The Publishing Post
The Edge of Glory
As an art form, painted edges of a book have been in existence as early as the 10th century and have taken various forms ranging from vanishing painted edges to the modern day sprayed block of colour. Often thought to be a disappearing art found only on antiquarian books, intricate paintings most certainly remain a rarity. However, the technique has made a comeback in recent years in collectors’ editions with marbling and patterned fore-edge paintings.
The wonderful edition of sprayed edges, also known as ‘spredges’, which once felt primarily like a production luxury, is being much more frequently utilised in recent publications, much to the pleasure of readers everywhere. Reading a sprayed-edge edition feels special, with the extra addition of colour, words and images along the outer book edge adding further detail, symbolism and in some examples, a further extension of a book’s cover. With these creative editions, every inch of the book is an available canvas for design.
A Burning, Girl in the Walls and Devil and the Dark Water are beautiful examples of sprayed edges painted with patterns as a continuity to the cover design emphasising a particular aspect of the illustration representative of the book’s characters.
A Burning by Megha Majumdar
by Bushra Wasty
Published in June, this turbulent tale of three ambitious people in the slums of Kolkata has been given the special edition treatment with a hardback, patterned edge cover being released which will be found exclusively in Waterstones in January 2021. The top and bottom edges have been sprayed black with the fore-edges painted with the same pattern as the front cover giving it a stark contrast.
The cover design features bright colours of fiery orange, marine green/blue and teal flames that brings A Burning and its three different characters to life. With Kolkata in India as its setting, the vibrant contrasting colours on the cover of A Burning are an implicit nod towards the diversity of the characters and their pasts where one of them is navigating being transgender with aspirations to be a Bollywood star.
Keeping all this in mind, the seamless transition from the fore-edge to the book cover design is pertinent in the way it beautifully brings together the tumult of the plotline of Kolkata going up in flames in the wake of a terror attack and the consequences of the burning ambitions that drive its characters to an inextricably linked fate.
Fans of the paperback edition of Megha Majumdar’s novel released earlier this year will want to get their hands on this uniquely designed edition of A Burning with its electrifying cover and fore-edge art as part of a matching pair for their book collection.
Girl In The Walls by A. J. Gnuse
by Bushra Wasty
Girl in the Walls is cleverly portrayed with sinister, gothic undertones which are reflected in the cover and patterned edge design in this highly anticipated special edition release exclusive to Waterstones.
A large, old and eerie mansion takes centre-stage on the cover illustration with antique furniture and a locked door through the arches of the house alluding to the mysterious feel of this novel. The walls are deceptively demure in a soothing blue tone which, if observed a little closely, are patterned with swooping and sitting birds around curved branches in which the shadow of a girl resides.

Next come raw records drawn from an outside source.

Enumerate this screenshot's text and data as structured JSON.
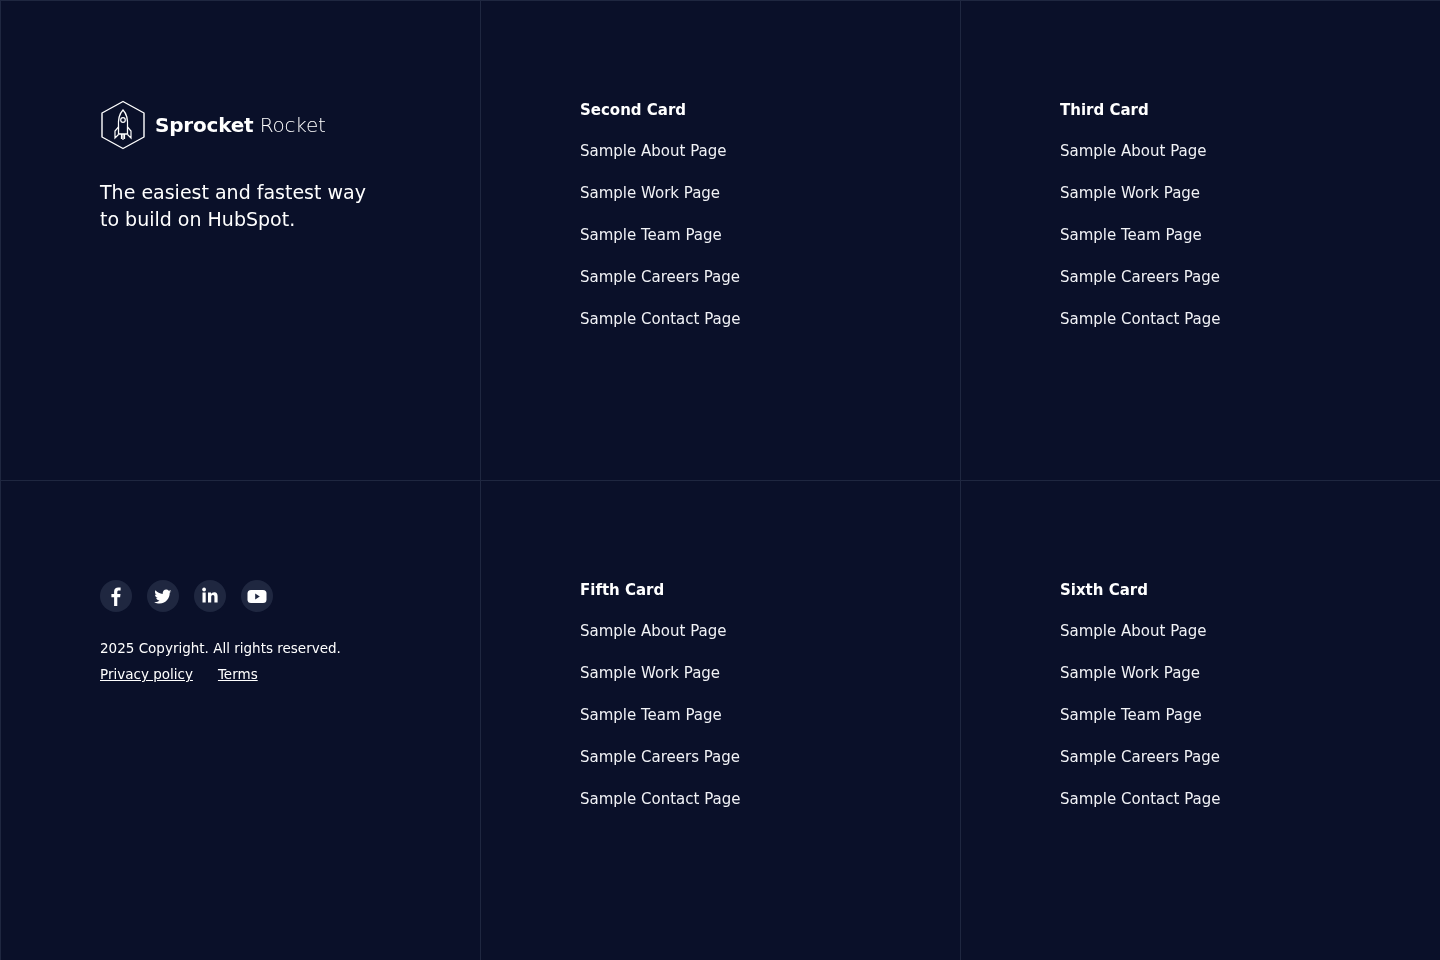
{
  "brand": {
    "name": "**Sprocket** Rocket",
    "tagline": "The easiest and fastest way to build on HubSpot."
  },
  "cards": [
    {
      "title": "Second Card",
      "links": [
        "Sample About Page",
        "Sample Work Page",
        "Sample Team Page",
        "Sample Careers Page",
        "Sample Contact Page"
      ]
    },
    {
      "title": "Third Card",
      "links": [
        "Sample About Page",
        "Sample Work Page",
        "Sample Team Page",
        "Sample Careers Page",
        "Sample Contact Page"
      ]
    },
    {
      "title": "Fifth Card",
      "links": [
        "Sample About Page",
        "Sample Work Page",
        "Sample Team Page",
        "Sample Careers Page",
        "Sample Contact Page"
      ]
    },
    {
      "title": "Sixth Card",
      "links": [
        "Sample About Page",
        "Sample Work Page",
        "Sample Team Page",
        "Sample Careers Page",
        "Sample Contact Page"
      ]
    }
  ],
  "footer": {
    "copyright": "2025 Copyright. All rights reserved.",
    "legal_links": [
      "Privacy policy",
      "Terms"
    ]
  }
}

To match the cover art, the edges of Girl in the Walls have been sprayed in the same blue tone and stencilled with the pattern to emphasise the walls of what is meant to be an inviting family home hiding a dark secret within its depths leading to a thrilling twist.
Lovers of contemporary gothic fiction will be clamouring to proudly display Girl in the Walls on their bookshelves.
The Devil and the Dark Water by Stuart Turton
Edges by Keaton Groves
The Devil and the Dark Water by Stuart Turton, originally published in October, was given the sprayed-edge treatment with two special edition design copies, one exclusive to Waterstones and another to Forbidden Planet. Both offer a further detail of its story to readers contemplating its purchase.
The Waterstones edition shows the artistic approach of lengthening the cover design to include the page edge, with this edition shown mirroring its cover with the same enticing waves that draw you under the depths of its storyline, making your eyes feel as if the waves of this design are not only flowing, but never-ending.
Forbidden Planet takes a darker approach with its design of a contrasting red colour complemented with black devil eyes stenciled against a sinister background. There is unease in this edition, just as there is unease in the darker contents of this book.
Both offer lovely additional details and an extra element of beauty to their editions, and hardcore collectors will be wanting to aquire both stunning designs for their bookshelves.